We might also expect big rides from Italian Filippo Baronicini and Irish road race champion Ben Healy, who came out on top in the TT of the Baby Giro earlier in the year.

Expectant British fans can be excited too, with Olympian Ethan Vernon flying the flag having just ridden five stages of the Tour of Britain – though he took a heavy fall and left the race after Stage 5. Vernon also won a stage at the Tour de l'Avenir last month.

Women's Junior Individual Time-Trial, Tuesday 21st September

For some reason, there isn't women's under-23 racing at the World Championships, so we go straight to the juniors.

The junior women's route is 19.3km long with 32m of elevation and it's far less technical than the other courses – which aren't overly technical to start with – cutting Dudzele out and heading straight from Oostkereke to Damme and onto Bruges. Pure power will out.

Thankfully, lining up for Great Britain in this one will be Zoe Bäckstedt – who broke the junior women's individual pursuit world record in August – and Maddie Leech, who was part of the team alongside Bäckstedt that won the European Junior Championships team pursuit. They also finished first and second respectively in the junior national championships TT in July.

Russia were the main competitors across the board at the European junior track championships so look out for their riders also taking their skills to the road.

Zoe's older sister Elynor finished third at this event in Harrogate.

Men's Junior Individual Time-Trial, Tuesday 21st September

There's not much change between the junior routes, only a couple of extra turns added in to take a left to head around Damme and a right back on course to Bruges.

That brings the junior men's TT to 22.3km and 44m of elevation gain and, as Carlton Kirby would say, makes it a little more testy.

Finlay Pickering and Josh Tarling will be on the start ramp for GB and, like the women, they finished first and second in the junior national championships earlier in the year and there was a fair bit of breathing space down to third place. Tarling also took home two golds from those European track championships in hte team pursuit and omnium.

Previous winners of this one include Remco Evenepoel, Tom Pidcock and Brandon McNulty so expect big things from the rider that comes out on top.

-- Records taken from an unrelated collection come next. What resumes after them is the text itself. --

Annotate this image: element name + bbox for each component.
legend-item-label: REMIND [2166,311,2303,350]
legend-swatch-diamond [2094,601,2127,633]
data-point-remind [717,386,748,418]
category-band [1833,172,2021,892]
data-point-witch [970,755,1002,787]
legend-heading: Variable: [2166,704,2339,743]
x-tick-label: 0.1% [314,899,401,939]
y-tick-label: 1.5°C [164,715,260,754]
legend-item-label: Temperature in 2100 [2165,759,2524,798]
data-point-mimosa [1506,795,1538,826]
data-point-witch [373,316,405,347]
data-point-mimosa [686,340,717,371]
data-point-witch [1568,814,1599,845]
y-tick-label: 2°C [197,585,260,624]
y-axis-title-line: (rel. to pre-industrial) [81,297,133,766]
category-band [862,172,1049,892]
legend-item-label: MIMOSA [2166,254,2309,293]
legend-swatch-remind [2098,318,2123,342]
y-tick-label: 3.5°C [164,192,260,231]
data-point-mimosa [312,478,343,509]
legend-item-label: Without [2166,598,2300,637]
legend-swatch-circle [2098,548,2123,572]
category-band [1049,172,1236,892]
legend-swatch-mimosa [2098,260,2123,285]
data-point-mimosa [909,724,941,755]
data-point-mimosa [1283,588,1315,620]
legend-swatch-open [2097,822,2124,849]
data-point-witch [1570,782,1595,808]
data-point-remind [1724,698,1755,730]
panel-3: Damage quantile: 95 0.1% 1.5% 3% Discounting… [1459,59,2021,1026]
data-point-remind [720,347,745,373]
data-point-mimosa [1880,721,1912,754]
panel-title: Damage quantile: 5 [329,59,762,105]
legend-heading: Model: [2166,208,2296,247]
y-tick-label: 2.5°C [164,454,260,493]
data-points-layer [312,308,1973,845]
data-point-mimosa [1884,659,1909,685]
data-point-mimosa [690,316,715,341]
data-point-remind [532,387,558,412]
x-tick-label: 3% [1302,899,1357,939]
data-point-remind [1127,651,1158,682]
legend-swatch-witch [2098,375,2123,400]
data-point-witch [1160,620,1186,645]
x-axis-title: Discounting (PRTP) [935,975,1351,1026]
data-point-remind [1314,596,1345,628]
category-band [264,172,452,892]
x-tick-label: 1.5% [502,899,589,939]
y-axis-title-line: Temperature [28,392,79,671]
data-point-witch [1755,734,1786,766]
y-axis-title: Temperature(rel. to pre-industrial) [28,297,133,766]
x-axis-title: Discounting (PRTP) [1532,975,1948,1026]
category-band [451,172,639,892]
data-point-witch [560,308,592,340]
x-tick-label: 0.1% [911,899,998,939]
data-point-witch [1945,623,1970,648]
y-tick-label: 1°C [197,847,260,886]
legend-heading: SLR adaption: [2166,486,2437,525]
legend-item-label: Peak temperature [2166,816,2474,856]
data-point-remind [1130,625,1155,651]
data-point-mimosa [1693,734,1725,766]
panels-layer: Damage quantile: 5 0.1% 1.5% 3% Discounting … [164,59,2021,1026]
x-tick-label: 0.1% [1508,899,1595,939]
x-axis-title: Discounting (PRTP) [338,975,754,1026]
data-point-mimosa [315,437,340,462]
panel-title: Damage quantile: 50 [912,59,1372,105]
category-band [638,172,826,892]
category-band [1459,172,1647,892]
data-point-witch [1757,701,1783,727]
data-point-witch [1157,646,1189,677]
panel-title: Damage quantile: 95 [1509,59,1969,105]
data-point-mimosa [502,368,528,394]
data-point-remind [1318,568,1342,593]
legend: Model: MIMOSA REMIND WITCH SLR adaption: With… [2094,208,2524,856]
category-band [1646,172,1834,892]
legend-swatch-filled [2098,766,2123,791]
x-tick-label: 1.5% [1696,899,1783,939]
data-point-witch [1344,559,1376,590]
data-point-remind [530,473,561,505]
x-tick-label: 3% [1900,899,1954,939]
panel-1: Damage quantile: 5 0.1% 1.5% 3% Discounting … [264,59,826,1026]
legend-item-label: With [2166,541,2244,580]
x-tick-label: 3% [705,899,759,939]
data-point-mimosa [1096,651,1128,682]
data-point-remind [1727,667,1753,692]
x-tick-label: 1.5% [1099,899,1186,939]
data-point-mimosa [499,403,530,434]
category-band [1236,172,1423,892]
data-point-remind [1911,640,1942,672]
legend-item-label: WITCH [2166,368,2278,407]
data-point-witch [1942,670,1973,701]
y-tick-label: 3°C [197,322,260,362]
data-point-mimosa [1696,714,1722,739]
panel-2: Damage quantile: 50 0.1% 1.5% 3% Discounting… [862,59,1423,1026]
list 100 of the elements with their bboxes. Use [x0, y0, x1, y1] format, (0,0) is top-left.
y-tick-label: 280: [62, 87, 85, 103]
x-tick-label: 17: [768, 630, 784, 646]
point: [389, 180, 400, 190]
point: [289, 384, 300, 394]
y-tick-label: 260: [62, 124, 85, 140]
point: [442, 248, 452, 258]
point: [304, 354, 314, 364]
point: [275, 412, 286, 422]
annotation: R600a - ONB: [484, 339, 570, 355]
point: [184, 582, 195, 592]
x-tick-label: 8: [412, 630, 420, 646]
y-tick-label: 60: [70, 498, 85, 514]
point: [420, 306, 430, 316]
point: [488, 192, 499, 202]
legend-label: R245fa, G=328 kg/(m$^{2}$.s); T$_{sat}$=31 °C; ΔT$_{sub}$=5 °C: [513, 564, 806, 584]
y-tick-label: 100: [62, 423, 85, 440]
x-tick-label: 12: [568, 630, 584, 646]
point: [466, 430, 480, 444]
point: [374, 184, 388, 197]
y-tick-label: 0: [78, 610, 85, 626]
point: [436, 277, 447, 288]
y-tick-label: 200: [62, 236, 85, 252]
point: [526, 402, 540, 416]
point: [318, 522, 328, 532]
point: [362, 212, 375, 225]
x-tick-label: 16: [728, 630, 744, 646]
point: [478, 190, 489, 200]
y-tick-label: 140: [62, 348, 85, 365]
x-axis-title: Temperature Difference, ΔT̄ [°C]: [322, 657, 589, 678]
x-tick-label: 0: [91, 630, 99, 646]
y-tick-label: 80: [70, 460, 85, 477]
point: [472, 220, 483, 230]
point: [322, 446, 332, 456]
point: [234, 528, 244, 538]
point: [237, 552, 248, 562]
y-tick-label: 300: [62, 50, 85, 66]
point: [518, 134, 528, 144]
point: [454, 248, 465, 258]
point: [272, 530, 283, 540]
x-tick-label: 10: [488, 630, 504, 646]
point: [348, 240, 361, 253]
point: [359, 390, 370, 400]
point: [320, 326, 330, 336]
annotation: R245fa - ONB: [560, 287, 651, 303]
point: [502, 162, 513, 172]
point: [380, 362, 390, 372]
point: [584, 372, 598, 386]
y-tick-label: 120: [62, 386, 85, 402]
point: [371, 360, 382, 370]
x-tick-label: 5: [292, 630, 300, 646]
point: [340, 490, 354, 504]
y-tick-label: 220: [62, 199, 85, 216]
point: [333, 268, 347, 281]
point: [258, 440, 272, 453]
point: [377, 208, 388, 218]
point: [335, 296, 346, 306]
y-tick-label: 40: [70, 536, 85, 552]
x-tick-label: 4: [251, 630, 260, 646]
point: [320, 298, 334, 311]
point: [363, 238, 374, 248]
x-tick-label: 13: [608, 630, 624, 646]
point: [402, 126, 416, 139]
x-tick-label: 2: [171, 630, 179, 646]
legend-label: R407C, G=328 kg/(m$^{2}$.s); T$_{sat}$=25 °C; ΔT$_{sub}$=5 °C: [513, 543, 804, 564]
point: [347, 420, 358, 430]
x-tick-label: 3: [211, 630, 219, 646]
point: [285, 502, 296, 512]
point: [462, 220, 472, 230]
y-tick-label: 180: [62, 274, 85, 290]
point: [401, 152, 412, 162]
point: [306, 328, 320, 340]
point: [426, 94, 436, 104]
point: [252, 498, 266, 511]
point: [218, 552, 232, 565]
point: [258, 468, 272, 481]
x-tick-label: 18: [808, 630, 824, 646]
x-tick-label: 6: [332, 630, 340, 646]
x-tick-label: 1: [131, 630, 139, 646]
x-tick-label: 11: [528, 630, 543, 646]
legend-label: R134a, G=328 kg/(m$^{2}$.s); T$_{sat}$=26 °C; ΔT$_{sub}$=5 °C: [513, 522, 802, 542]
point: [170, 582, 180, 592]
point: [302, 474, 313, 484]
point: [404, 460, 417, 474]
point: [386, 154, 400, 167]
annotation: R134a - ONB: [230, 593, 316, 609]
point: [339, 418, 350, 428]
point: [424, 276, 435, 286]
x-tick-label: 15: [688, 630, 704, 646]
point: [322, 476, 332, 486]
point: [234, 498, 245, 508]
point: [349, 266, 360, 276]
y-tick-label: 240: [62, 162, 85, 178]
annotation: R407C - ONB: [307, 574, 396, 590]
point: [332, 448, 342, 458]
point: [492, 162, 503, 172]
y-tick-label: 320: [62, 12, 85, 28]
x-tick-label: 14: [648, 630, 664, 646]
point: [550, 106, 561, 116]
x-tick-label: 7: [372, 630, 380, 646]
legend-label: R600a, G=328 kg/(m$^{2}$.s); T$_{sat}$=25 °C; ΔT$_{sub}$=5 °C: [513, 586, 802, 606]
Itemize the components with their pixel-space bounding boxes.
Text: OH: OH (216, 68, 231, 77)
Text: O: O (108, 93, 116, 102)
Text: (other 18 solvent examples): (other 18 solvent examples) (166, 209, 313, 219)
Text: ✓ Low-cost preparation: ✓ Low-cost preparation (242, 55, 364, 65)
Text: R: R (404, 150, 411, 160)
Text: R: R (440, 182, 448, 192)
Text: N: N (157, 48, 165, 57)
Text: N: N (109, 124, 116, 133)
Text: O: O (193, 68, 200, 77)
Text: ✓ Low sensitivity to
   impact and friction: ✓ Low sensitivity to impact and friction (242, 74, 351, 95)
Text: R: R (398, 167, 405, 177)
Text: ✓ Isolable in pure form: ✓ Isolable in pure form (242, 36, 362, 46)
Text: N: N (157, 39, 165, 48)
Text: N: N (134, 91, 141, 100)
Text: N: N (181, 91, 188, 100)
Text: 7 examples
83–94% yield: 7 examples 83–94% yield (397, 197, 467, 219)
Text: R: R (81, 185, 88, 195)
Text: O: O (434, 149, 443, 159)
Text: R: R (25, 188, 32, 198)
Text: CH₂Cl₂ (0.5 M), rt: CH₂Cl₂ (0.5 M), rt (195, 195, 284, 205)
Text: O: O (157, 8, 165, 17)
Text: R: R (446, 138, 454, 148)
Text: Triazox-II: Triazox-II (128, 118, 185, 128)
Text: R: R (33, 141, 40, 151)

Mixed Relay Team Time-Trial, Wednesday 22nd September

The second ever mixed relay team time-trial will see the men start beachside once again and takes in much of the same route as the elite men's TT.

That first group will head down to Westkapelle and head west alongside the A11 to Dudzele before heading down the first section of that canal loop but head straight on into Bruges.

From there the women will take over and head out to Damme and north to finish the same way as the men down from Dudzele back to Bruges.

It's a total of 44.5km and 129m of elevation gain with the men covering 400m more.

Last time out in Harrogate the Netherlands took the title ahead of Germany in second and Great Britain in third.

There are only two changes to the GB squad, with Alex Dowsett and Alice Barnes coming in for Harry Tanfield and Lauren Dolan, joining John Archibald, Joss Lowden, Anna Henderson and team leader Dan Bigham.

If last time out's anything to go by it'll be hard to predict the strength of the other nations as some of the top TTers may opt to save themselves for the road races on the 25th and 26th.

However the usual suspects will still be the ones to watch with the Netherlands, Germany, Italy and hosts Belgium sure to fight for this one.